The hospital golf course, established around 1922, occupies an extensive tract of land lying to the west of the Coast area, and this drained by way of streams into the dam.
Many fine golfers have hacked their way around this celebrated course, which boasts a series of exotic names for the various holes:
Dr. R. J. (Bob) Malcolm, a colourful golfing personality, was upset one day on the tee while hitting off, by some Philistine calling him to the phone from the R.M.O. quarters nearby. Bob heaped torrid invective on the unfortunate’s head for spoiling his shot, when his eloquence was arrested in midflight by a shout from his golfing companions.

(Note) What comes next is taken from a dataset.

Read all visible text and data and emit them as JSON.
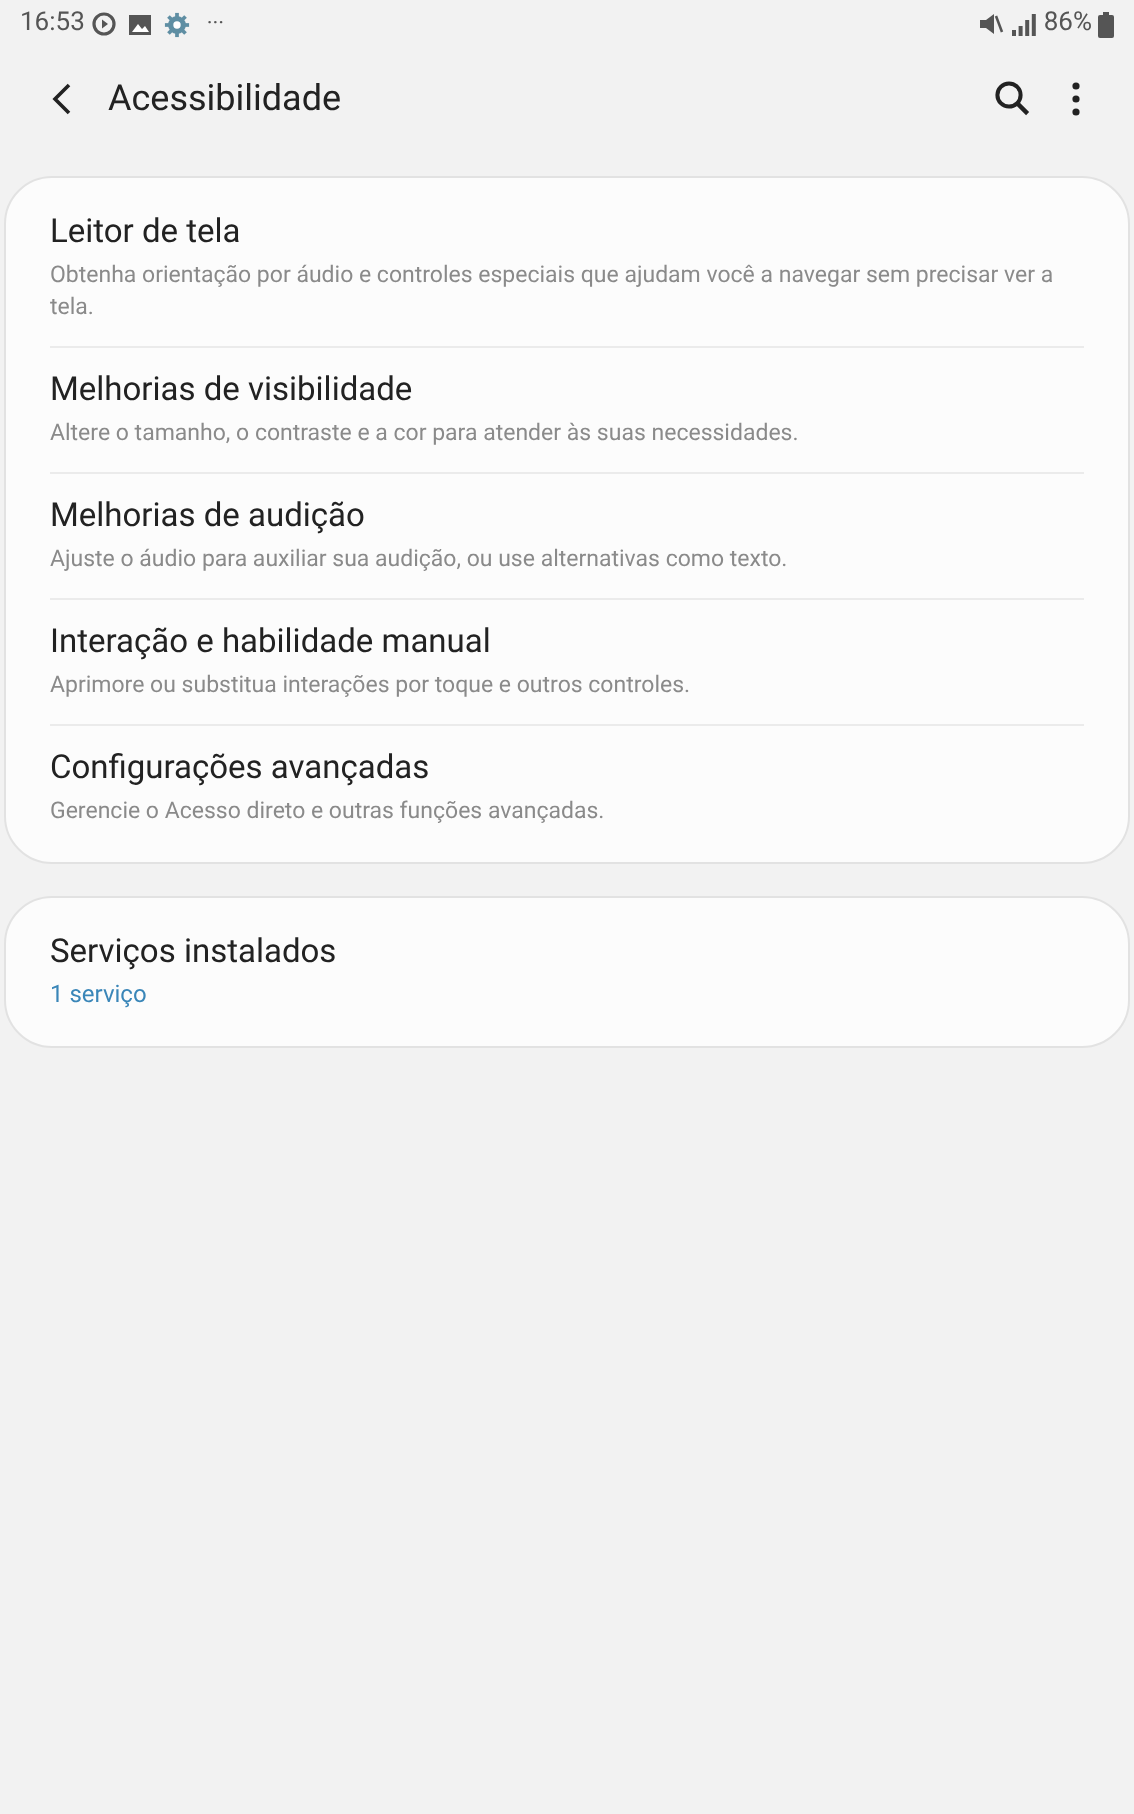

His ruined shot had holed in one. Malcolm, who was a resident medical officer at the Coast from 1925 to 1929 and then senior surgical officer from 1935 to 1942, maintained an interest in the hospital and its personalities. He was champion of the N.S.W. Golf Club in 1929 and a first class swimmer.
In those days the omamental lake was a golfing hazard not only by virtue of the carry needed to clear it, but also because of the livestock subsisting on its waters. One memorable menace was “Major”, the male swan, a bird of aggressive tendencies at certain seasons of the year, when it was his custom to approach an innocent golfer crossing the narrow bridge over the lake, with wings flapping and beak snapping. There was only one honourable way of dealing with this situation, namely to grasp the aggressor with determination around the neck and fling him back into the water. Honour satisfied, Major then swam in dignity away from the scene of the encounter, to return to the attack when the next golfer appeared on the bridge.